Mr. Wormwood says “all I know I learnt from telly” which is excellent, turns out…you wouldn’t have ever believed that suddenly the most powerful person in the world is Mr. Wormwood, that literally all he knows he gets from bad TV shows. Like, it’s unbelievable. You just wouldn’t…if someone had told me that when I wrote Matilda, I would have gone, “Nah, Mr. Wormwood wouldn’t be able to become president.”
But Mrs. Wormwood kind of represents this, what has happened in the post-digital age, with information being sort of all equal, and depending on what website you read, you can believe some insane stuff, and you just stay in that community and have your poorly-formed opinions vindicated and exacerbated by bubbles. And we are all in our bubbles. Somehow we have to get through this era and figure out how to teach people to pass information, and to understand that there is such thing as truth, and there are such thing as experts, and there is such thing as data, and there is such thing as…you are flawed.
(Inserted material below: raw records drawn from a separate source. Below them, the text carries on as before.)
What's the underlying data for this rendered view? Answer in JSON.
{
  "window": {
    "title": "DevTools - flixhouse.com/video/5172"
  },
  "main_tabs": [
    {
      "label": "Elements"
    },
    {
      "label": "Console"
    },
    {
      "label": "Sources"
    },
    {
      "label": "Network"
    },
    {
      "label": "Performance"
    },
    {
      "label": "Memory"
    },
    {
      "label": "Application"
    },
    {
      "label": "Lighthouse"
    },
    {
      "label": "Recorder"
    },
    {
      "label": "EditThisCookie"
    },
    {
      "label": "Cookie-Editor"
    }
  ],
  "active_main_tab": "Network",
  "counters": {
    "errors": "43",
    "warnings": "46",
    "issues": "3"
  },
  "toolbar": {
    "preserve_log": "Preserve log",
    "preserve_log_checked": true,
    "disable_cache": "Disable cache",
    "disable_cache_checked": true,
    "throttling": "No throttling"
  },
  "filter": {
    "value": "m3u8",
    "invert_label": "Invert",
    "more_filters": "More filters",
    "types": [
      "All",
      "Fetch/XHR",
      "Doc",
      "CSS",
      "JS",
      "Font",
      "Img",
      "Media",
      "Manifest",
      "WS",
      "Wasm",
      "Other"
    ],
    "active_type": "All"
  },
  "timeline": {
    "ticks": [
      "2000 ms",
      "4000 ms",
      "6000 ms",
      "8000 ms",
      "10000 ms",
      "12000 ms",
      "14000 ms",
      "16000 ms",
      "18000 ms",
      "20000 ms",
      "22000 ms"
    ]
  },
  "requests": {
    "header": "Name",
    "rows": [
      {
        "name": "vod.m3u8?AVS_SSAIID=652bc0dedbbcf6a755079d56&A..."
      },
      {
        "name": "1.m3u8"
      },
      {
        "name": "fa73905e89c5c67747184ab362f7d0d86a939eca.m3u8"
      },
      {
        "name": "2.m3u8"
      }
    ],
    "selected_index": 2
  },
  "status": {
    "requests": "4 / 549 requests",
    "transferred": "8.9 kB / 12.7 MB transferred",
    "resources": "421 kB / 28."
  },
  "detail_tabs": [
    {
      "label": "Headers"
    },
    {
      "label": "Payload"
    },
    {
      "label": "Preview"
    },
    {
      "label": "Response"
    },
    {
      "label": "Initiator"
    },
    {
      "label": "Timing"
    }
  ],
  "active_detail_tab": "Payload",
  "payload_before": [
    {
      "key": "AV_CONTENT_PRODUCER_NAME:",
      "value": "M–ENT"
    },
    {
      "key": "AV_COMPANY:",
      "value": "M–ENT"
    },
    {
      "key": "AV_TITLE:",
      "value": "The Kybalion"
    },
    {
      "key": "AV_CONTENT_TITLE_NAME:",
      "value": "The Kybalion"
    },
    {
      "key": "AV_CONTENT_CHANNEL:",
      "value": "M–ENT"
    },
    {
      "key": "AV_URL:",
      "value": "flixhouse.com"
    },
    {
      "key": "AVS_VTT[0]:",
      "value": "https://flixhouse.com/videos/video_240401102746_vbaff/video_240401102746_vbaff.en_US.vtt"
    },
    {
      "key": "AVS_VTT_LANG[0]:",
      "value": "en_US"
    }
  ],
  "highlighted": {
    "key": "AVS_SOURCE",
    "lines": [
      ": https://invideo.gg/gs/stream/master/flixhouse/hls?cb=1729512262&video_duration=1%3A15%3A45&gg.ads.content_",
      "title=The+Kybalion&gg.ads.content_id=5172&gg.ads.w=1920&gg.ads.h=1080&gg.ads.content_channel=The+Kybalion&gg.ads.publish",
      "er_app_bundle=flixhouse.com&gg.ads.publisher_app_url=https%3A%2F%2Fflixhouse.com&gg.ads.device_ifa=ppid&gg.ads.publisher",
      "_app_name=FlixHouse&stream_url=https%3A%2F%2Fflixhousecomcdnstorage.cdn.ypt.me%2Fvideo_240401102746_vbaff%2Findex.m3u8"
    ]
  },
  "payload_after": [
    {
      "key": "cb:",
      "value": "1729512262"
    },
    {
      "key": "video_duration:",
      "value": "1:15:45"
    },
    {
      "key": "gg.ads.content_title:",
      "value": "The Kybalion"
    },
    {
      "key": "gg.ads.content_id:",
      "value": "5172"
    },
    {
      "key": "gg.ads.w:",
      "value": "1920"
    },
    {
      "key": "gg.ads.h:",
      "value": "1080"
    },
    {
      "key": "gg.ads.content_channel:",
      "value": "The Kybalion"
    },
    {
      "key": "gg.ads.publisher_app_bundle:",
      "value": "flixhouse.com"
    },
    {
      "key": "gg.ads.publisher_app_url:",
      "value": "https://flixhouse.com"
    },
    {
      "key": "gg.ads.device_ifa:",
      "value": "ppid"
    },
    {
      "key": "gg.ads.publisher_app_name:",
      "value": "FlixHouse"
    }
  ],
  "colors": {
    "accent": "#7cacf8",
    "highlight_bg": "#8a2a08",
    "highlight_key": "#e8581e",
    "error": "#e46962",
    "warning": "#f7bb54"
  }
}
Indeed, Mr. Minchin always keeps an eye on the thin line between irony (which he isn’t particularly keen on) and satire (which he loves). What helped him understand Phil was an unlikely commonality.
“He learns to be kind and generous and altruistic without expectation of reward,” said Mr. Minchin, an outspoken atheist. “Anything that talks about the meaning of life without the cop-out is attractive to me.”
There’s no such thing as a perfect lyric but there is a sense that you haven’t wasted a syllable; the pursuit of a verse or a chorus that doesn’t waste anything feels exact in a way to me.